Prada Comes to Valentino’s Aid After 38,000 Shoes Burn in Factory Fire

Valentino says it has drafted an action plan to move the company forward in the wake of a devastating fire that tore through one of the Italian luxury house’s shoe-manufacturing plants in Tuscany earlier this month.

While no one was hurt in the conflagration, which ignited on the evening of April 1 when the facility was empty, 90 percent of the premises, along with 38,000 pairs of finished and semi-finished shoes, was reduced to ashes. Investigations into the cause of the fire are still ongoing, but the loss to the brand is expected to be in the range of millions of euros.

The Valentino Shoes Lab (VSL) was a vital cog in Valentino’s machinery, cranking out 1,300 pairs of footwear a day, including its popular Rockstud line of shoes and sandals, and employing 160 people in the commune of Bucine, less than 30 miles southeast of Florence. A pair of Rockstud calfskin pumps can easily top four figures.

“I’m touched and moved by the solidarity that was formed within our company, and not only, as an immediate consequence after the devastating fire which has destroyed one of our manufacturing excellences,” Jacopo Venturini, CEO of Valentino, said in a statement Friday. “The swiftness with which we were able to develop an effective plan of action is an evident consequence of the love that the Valentino employees nurture for our company.”

Valentino, Venturini said, expects to manufacture “more or less at the same pace” it maintained before the blaze, starting in May, when it will schedule a double work shift at a neighboring site in Montelupo Fiorentino. A small number of employees will decamp to a VSL Logistics Hub nearby.

“This objective has become possible due to various initiatives which, implemented together, will allow us to regularly produce a good part of the seasonal orders,” he added.

Rival Prada was among the first to extend a helping hand, opening one of its plants for Valentino’s use, including footwear production and finishing.

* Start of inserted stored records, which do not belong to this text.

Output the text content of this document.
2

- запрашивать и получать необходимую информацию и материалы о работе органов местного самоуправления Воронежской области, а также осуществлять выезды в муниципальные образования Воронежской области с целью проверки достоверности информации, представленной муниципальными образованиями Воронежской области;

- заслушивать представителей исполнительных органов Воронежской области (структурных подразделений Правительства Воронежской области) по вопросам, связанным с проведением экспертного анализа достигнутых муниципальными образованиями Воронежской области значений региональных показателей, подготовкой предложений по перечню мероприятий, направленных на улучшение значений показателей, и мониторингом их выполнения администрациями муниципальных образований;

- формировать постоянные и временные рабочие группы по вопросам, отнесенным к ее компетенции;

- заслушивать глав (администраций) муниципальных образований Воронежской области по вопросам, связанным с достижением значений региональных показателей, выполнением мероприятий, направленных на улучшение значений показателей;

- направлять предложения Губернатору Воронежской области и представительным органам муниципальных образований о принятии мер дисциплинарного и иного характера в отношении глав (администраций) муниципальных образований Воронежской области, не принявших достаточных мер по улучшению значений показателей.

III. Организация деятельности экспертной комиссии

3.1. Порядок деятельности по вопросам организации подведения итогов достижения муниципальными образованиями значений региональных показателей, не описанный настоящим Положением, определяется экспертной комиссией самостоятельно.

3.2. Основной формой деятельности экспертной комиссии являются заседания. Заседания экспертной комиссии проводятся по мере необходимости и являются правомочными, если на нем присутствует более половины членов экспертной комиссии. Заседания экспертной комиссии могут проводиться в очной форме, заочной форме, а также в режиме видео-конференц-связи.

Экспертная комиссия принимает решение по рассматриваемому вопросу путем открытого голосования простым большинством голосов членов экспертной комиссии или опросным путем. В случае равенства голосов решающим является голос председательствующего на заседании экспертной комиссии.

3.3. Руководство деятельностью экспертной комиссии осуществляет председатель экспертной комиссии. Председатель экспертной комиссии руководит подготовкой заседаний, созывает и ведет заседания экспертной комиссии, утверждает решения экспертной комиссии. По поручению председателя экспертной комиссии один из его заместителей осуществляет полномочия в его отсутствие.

“I would also like to thank from the bottom of my heart Patrizio Bertelli, Prada CEO, who immediately contacted us to express his solidarity and by making available one of his factories located a few kilometers away from our production site,” Venturini said.

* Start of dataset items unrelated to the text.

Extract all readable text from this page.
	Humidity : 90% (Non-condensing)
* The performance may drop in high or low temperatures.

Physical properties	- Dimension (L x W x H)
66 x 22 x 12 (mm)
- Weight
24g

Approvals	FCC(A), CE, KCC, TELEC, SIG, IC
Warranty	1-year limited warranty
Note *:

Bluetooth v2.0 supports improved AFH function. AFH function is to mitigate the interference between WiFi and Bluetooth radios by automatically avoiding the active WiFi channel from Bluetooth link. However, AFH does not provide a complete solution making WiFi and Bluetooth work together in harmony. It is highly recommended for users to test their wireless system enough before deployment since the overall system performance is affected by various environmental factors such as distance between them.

The firm, he noted, is focused on tackling the challenges ahead “in the best possible way, also to reprogram the production activities of the production site in order to minimize the social and economic impact.”

Valentino is still struggling to recover from the body blow that the pandemic delivered, which saw the company’s revenues tumble 27 percent to $1.07 billion in the months leading up to Dec. 21, 2020, due to lockdowns and travel restrictions that injured physical sales.

“The financial results of 2020 underscore a sector that was strongly penalized by the global health emergency. Today more than ever, it is fundamental to concentrate on our omnichannel business with a strong focus on innovation and advanced digital technologies,” Rachid Mohamed Rachid, Valentino’s chairman, said in February. “Our aim is to be increasingly more streamlined and flexible, adapting effortlessly to the changing needs of the market in a quest for new opportunities.”

That same month, the landlord of its former American flagship on Manhattan’s Fifth Avenue sued Valentino for $207.1 million for breaking its lease a decade early and abandoning the store in a state of disrepair. Valentino had earlier sought to end its lease, arguing that Covid-19 had left it unable to operate the store “consistent with the luxury, prestigious, high-quality reputation” of its neighborhood.

The landlord, 693 Fifth Owner, said Valentino owes all rent through the lease’s July 2029 expiration date, along with another $12.9 million to repair damage to store fixtures such as a set of Venetian terrazzo marble panels, which it said are now defaced with paint and holes.

Valentino, in turn, said it will “defend itself against the landlord’s apparent attempts to harm Valentino’s reputation and brand with these inflated and baseless claims.”